一般講演(ポスター発表) PH-22  (Poster presentation)

コケ植物の最適条件を探る

*吉澤凌, 長尾知哉, 井野元龍成, 入倉侑哉(新潟県立新津高校)

はじめに 「コケ植物はどのような環境要因で住み分けるのか?」「生育に最適な環境を知るにはどうすればよいのか?」その疑問を解決するため、20種ほどのコケ植物が生育する場所で、比較的大きくて肉眼で見分けやすい蘚類のハイゴケ、スナゴケ、ウマスギゴケの3種について、生育環境を詳しく調べ、それぞれのコケ植物の最適要因を解析した。

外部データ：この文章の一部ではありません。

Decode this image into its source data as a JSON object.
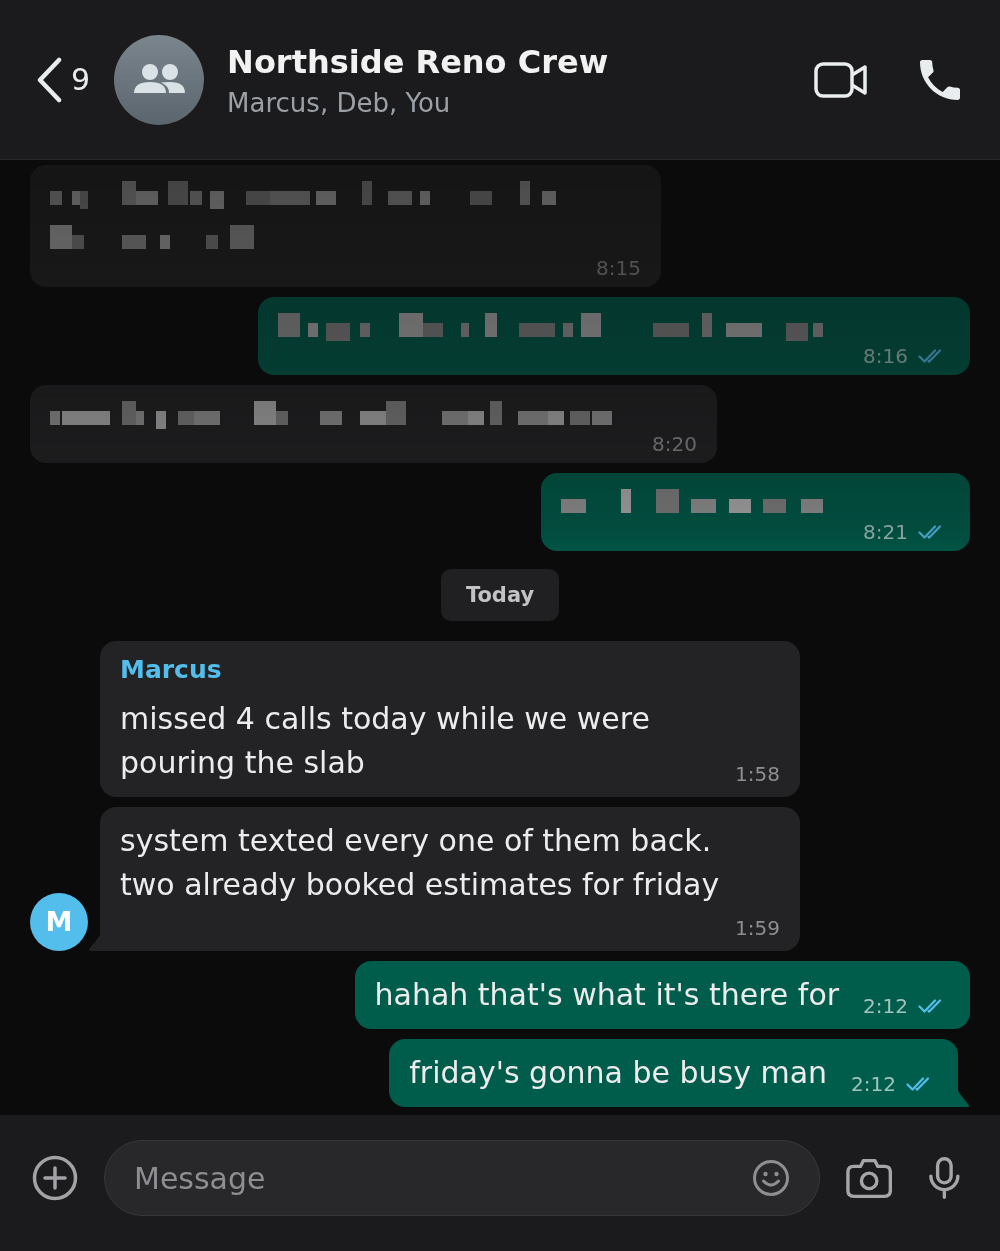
{
  "header": {
    "back_count": "9",
    "title": "Northside Reno Crew",
    "subtitle": "Marcus, Deb, You"
  },
  "messages": [
    {
      "kind": "redacted",
      "outgoing": false,
      "tail": false,
      "time": "8:15"
    },
    {
      "kind": "redacted",
      "outgoing": true,
      "tail": false,
      "time": "8:16",
      "read": true
    },
    {
      "kind": "redacted",
      "outgoing": false,
      "tail": false,
      "time": "8:20"
    },
    {
      "kind": "redacted",
      "outgoing": true,
      "tail": false,
      "time": "8:21",
      "read": true
    },
    {
      "kind": "date",
      "label": "Today"
    },
    {
      "kind": "text",
      "outgoing": false,
      "tail": false,
      "sender": "Marcus",
      "color": "#53bdeb",
      "text": "missed 4 calls today while we were\npouring the slab",
      "time": "1:58"
    },
    {
      "kind": "text",
      "outgoing": false,
      "tail": true,
      "avatar": "M",
      "color": "#53bdeb",
      "text": "system texted every one of them back.\ntwo already booked estimates for friday",
      "time": "1:59"
    },
    {
      "kind": "text",
      "outgoing": true,
      "tail": false,
      "text": "hahah that's what it's there for",
      "time": "2:12",
      "read": true
    },
    {
      "kind": "text",
      "outgoing": true,
      "tail": true,
      "text": "friday's gonna be busy man",
      "time": "2:12",
      "read": true
    }
  ],
  "composer": {
    "placeholder": "Message"
  }
}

調査地と方法 調査地は、私たちの高校に近い新潟市秋葉区新潟薬科大学で、海抜約40m、校舎の南端で東西方向の断面、距離は約100m、傾斜は43.9°である。地質は第四紀洪積世の海成赤色粘土層である。東端から西端まで地形や地質は同じだが、三階建て校舎の影になるため、日射や湿度などの微環境要因には違いがあるので、これらの微環境性要因とコケ植物3種の住み分けの関連性を調べるのに適している。斜面の東西方向に沿って地上高1mまでの位置で1m×1mの区画を100個設定し、それぞれの区画について、3種類のコケ植物の被度(面積)と、微環境性要因として、相対照度、表面温度、土壌水分量を7月上旬に、土壌酸性度を11月下旬に調べた。

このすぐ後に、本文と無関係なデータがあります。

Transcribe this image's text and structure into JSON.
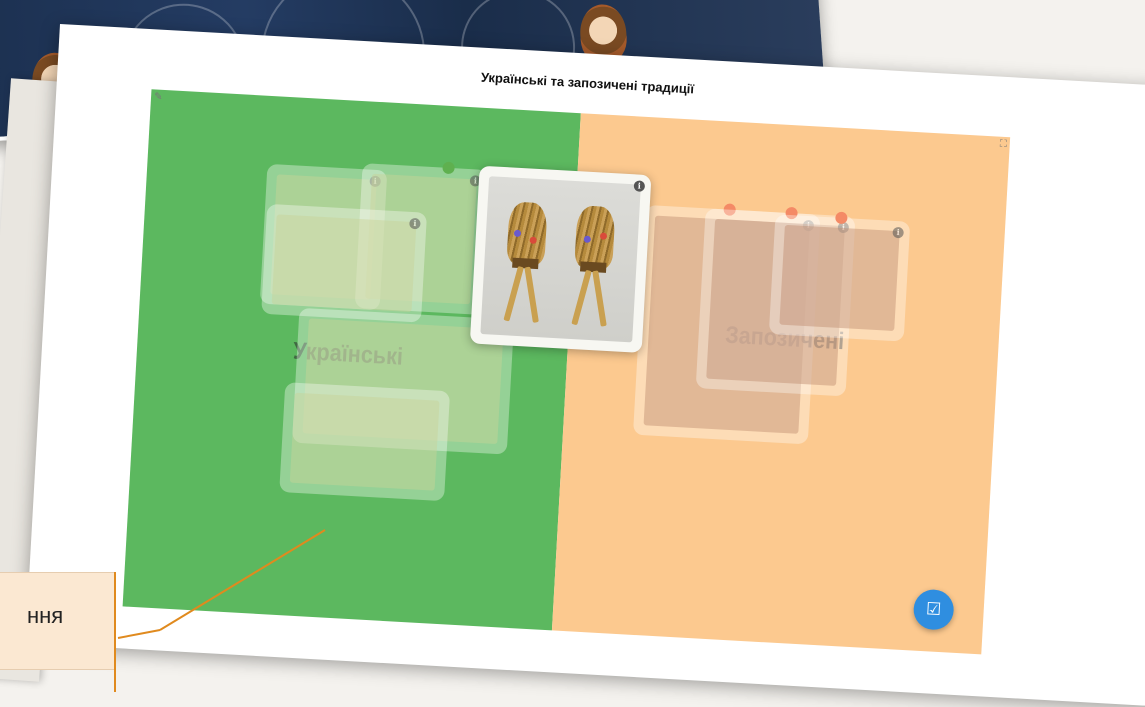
{
  "slide": {
    "title": "Українські та запозичені традиції"
  },
  "zones": {
    "left_label": "Українські",
    "right_label": "Запозичені"
  },
  "colors": {
    "left_zone": "#5cb85f",
    "right_zone": "#fcc98f",
    "check_button": "#2f8ee0",
    "callout_line": "#e08a1e"
  },
  "icons": {
    "info": "info-icon",
    "check": "check-icon",
    "fullscreen": "fullscreen-icon",
    "edit": "edit-icon"
  },
  "callout": {
    "text": "ння"
  }
}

結果および考察 ハイゴケの被度に関しては、相対照度、表面温度、土壌水分量、土壌酸性度で相関が見られたが、スナゴケ、ウマスギゴケの被度と4つの環境要因とは相関が見られなかった。一方、スナゴケとウマスギゴケの生育区画とそれ以外の区画とで、環境要因を比較したところ、スナゴケは土壌水分量で、ウマスギゴケは相対照度、土壌水分量、土壌酸性度で有意な差が認められた(t検定p≺0.05)。環境要因の測定値は、区画中央で計測したため、3種のコケの生育地点とは若干ずれが考えられるが、ハイゴケの被度については4つの環境要因との関係性が、スナゴケの出現頻度については土壌水分量、ウマスギゴケの出現頻度については相対照度と土壌酸性度、土壌水分量に関係性があるようだ。